Jeremy Johnson — Dallas Area UX & CX Leader
customer experience leader


Tintin in America

I've been a fan since I found Tintin as a child in my local library in Noblesville, IN. I used to check them out over and over again, and I can still remember the torn pages of a book that's been on the shelf way too long. I've been able to pass on the joy of reading Tintin to my 7 year old - who loves the adventure, laughs at the well timed slapstick humor - and mimics the Captain's endearing outbursts. And now, after being dubbed "The Mickey Mouse of Europe" he's coming to America in a big way. Armed with Steven Spielberg and Peter Jackson - he's in 3D and in a movie theater near you starting this week.
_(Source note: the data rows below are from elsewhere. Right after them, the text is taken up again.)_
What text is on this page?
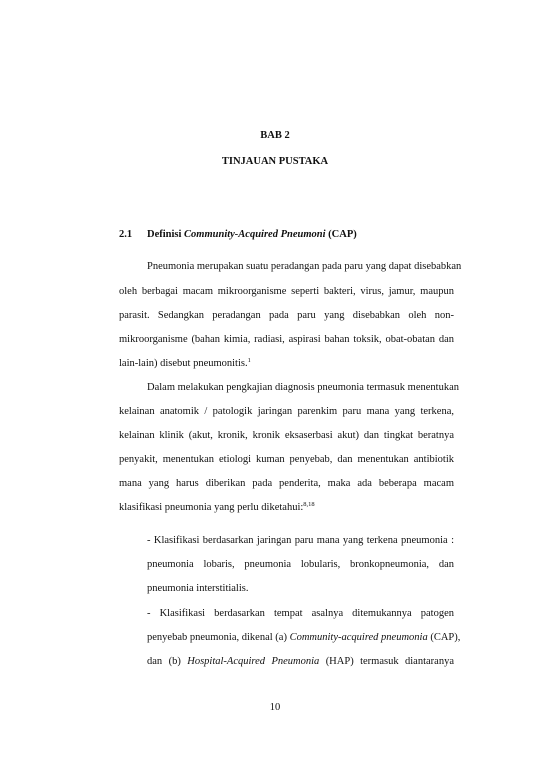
BAB 2
TINJAUAN PUSTAKA
2.1 Definisi Community-Acquired Pneumoni (CAP)
Pneumonia merupakan suatu peradangan pada paru yang dapat disebabkan
oleh berbagai macam mikroorganisme seperti bakteri, virus, jamur, maupun
parasit. Sedangkan peradangan pada paru yang disebabkan oleh non-
mikroorganisme (bahan kimia, radiasi, aspirasi bahan toksik, obat-obatan dan
lain-lain) disebut pneumonitis.$^1$
Dalam melakukan pengkajian diagnosis pneumonia termasuk menentukan
kelainan anatomik / patologik jaringan parenkim paru mana yang terkena,
kelainan klinik (akut, kronik, kronik eksaserbasi akut) dan tingkat beratnya
penyakit, menentukan etiologi kuman penyebab, dan menentukan antibiotik
mana yang harus diberikan pada penderita, maka ada beberapa macam
klasifikasi pneumonia yang perlu diketahui:$^{8,18}$
- Klasifikasi berdasarkan jaringan paru mana yang terkena pneumonia :
pneumonia lobaris, pneumonia lobularis, bronkopneumonia, dan
pneumonia interstitialis.
- Klasifikasi berdasarkan tempat asalnya ditemukannya patogen
penyebab pneumonia, dikenal (a) Community-acquired pneumonia (CAP),
dan (b) Hospital-Acquired Pneumonia (HAP) termasuk diantaranya
10
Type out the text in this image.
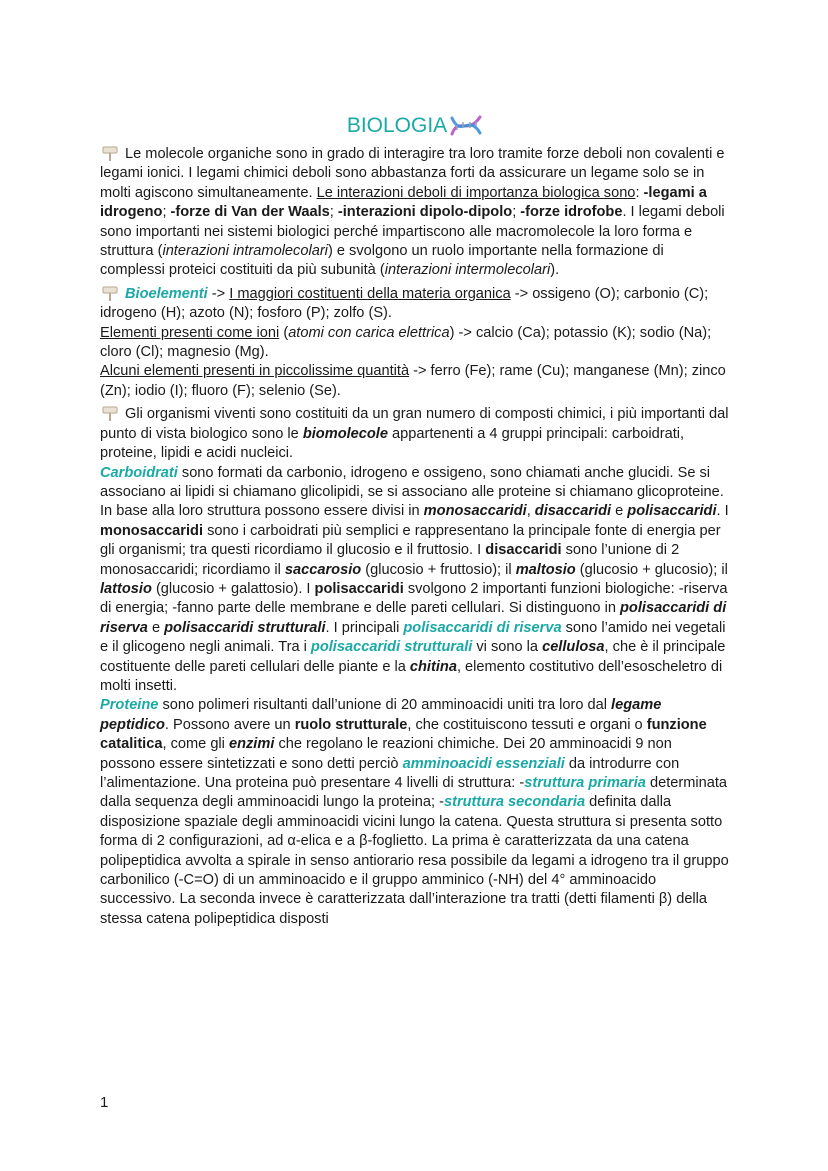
BIOLOGIA
Le molecole organiche sono in grado di interagire tra loro tramite forze deboli non covalenti e legami ionici. I legami chimici deboli sono abbastanza forti da assicurare un legame solo se in molti agiscono simultaneamente. Le interazioni deboli di importanza biologica sono: -legami a idrogeno; -forze di Van der Waals; -interazioni dipolo-dipolo; -forze idrofobe. I legami deboli sono importanti nei sistemi biologici perché impartiscono alle macromolecole la loro forma e struttura (interazioni intramolecolari) e svolgono un ruolo importante nella formazione di complessi proteici costituiti da più subunità (interazioni intermolecolari).
Bioelementi -> I maggiori costituenti della materia organica -> ossigeno (O); carbonio (C); idrogeno (H); azoto (N); fosforo (P); zolfo (S).
Elementi presenti come ioni (atomi con carica elettrica) -> calcio (Ca); potassio (K); sodio (Na); cloro (Cl); magnesio (Mg).
Alcuni elementi presenti in piccolissime quantità -> ferro (Fe); rame (Cu); manganese (Mn); zinco (Zn); iodio (I); fluoro (F); selenio (Se).
Gli organismi viventi sono costituiti da un gran numero di composti chimici, i più importanti dal punto di vista biologico sono le biomolecole appartenenti a 4 gruppi principali: carboidrati, proteine, lipidi e acidi nucleici.
Carboidrati sono formati da carbonio, idrogeno e ossigeno, sono chiamati anche glucidi. Se si associano ai lipidi si chiamano glicolipidi, se si associano alle proteine si chiamano glicoproteine. In base alla loro struttura possono essere divisi in monosaccaridi, disaccaridi e polisaccaridi. I monosaccaridi sono i carboidrati più semplici e rappresentano la principale fonte di energia per gli organismi; tra questi ricordiamo il glucosio e il fruttosio. I disaccaridi sono l’unione di 2 monosaccaridi; ricordiamo il saccarosio (glucosio + fruttosio); il maltosio (glucosio + glucosio); il lattosio (glucosio + galattosio). I polisaccaridi svolgono 2 importanti funzioni biologiche: -riserva di energia; -fanno parte delle membrane e delle pareti cellulari. Si distinguono in polisaccaridi di riserva e polisaccaridi strutturali. I principali polisaccaridi di riserva sono l’amido nei vegetali e il glicogeno negli animali. Tra i polisaccaridi strutturali vi sono la cellulosa, che è il principale costituente delle pareti cellulari delle piante e la chitina, elemento costitutivo dell’esoscheletro di molti insetti.
Proteine sono polimeri risultanti dall’unione di 20 amminoacidi uniti tra loro dal legame peptidico. Possono avere un ruolo strutturale, che costituiscono tessuti e organi o funzione catalitica, come gli enzimi che regolano le reazioni chimiche. Dei 20 amminoacidi 9 non possono essere sintetizzati e sono detti perciò amminoacidi essenziali da introdurre con l’alimentazione. Una proteina può presentare 4 livelli di struttura: -struttura primaria determinata dalla sequenza degli amminoacidi lungo la proteina; -struttura secondaria definita dalla disposizione spaziale degli amminoacidi vicini lungo la catena. Questa struttura si presenta sotto forma di 2 configurazioni, ad α-elica e a β-foglietto. La prima è caratterizzata da una catena polipeptidica avvolta a spirale in senso antiorario resa possibile da legami a idrogeno tra il gruppo carbonilico (-C=O) di un amminoacido e il gruppo amminico (-NH) del 4° amminoacido successivo. La seconda invece è caratterizzata dall’interazione tra tratti (detti filamenti β) della stessa catena polipeptidica disposti
1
To begin, if you're not a fan - he started in Belgium back in 1929. Hergé, the man behind Tintin has quite a story, and has multiple documentaries surrounding his life. But unlike someone like Walt Disney, he was content with creating new adventures (24 1/2 in all) - and never branched out into theme parks, toys, etc… Although now the estate has a museum, product line, and a large assortment of high-end collectibles (which I have many of - and are just now available on amazon!).

I even have had friends bring me back Tintin in different languages - which there are 88 in all...


With his American debut, we get video games - Console, PC and Mobile. And some collectables, with tie-ins at World Market, Gowalla, and new movie tie-in books at places like Barnes & Noble.

The games are actually really good, which can't always be said for movie tie-ins. My 7 year old played through the Xbox game, and we're now working on the secondary co-op campaigns. The game has a mix of genres - some platforming, free-roaming, climbing, flying, driving, and sword fighting (my son's favorite). Even my two year old enjoyed watching him play.

The iOS version is the same story from the movie and Xbox game, but totally different play, and again my son loved it and played it all the way through. It was another one of those "wow, can't believe this is on an iPad" kind of games, it looks great.

The movie has been out now for months in Europe, debuting in Belgium - and so far, before opening in the U.S. has made over $230 million. But will American viewers go? I hope so. There is something about the books, and I now see it in my 7 year old. The adventure, the characters, the humor… It's just that perfect mix that most people can't get right.

If you want to learn a litte more neatorama has a good post up today that goes into some detail around the history of tintin.

Even if you haven't read a single book in the series, the movie won't really spoil anything - this is a combination of a couple books, but has the first meeting of Tintin and the Captain - which make for a good pairing.

So, order a book. Play the game. Go see the movie. It's sure to be a grand adventure. And while my son enjoys Tintin on our iPad, we'll be enjoying it together this week in IMAX 3D, who would have thought?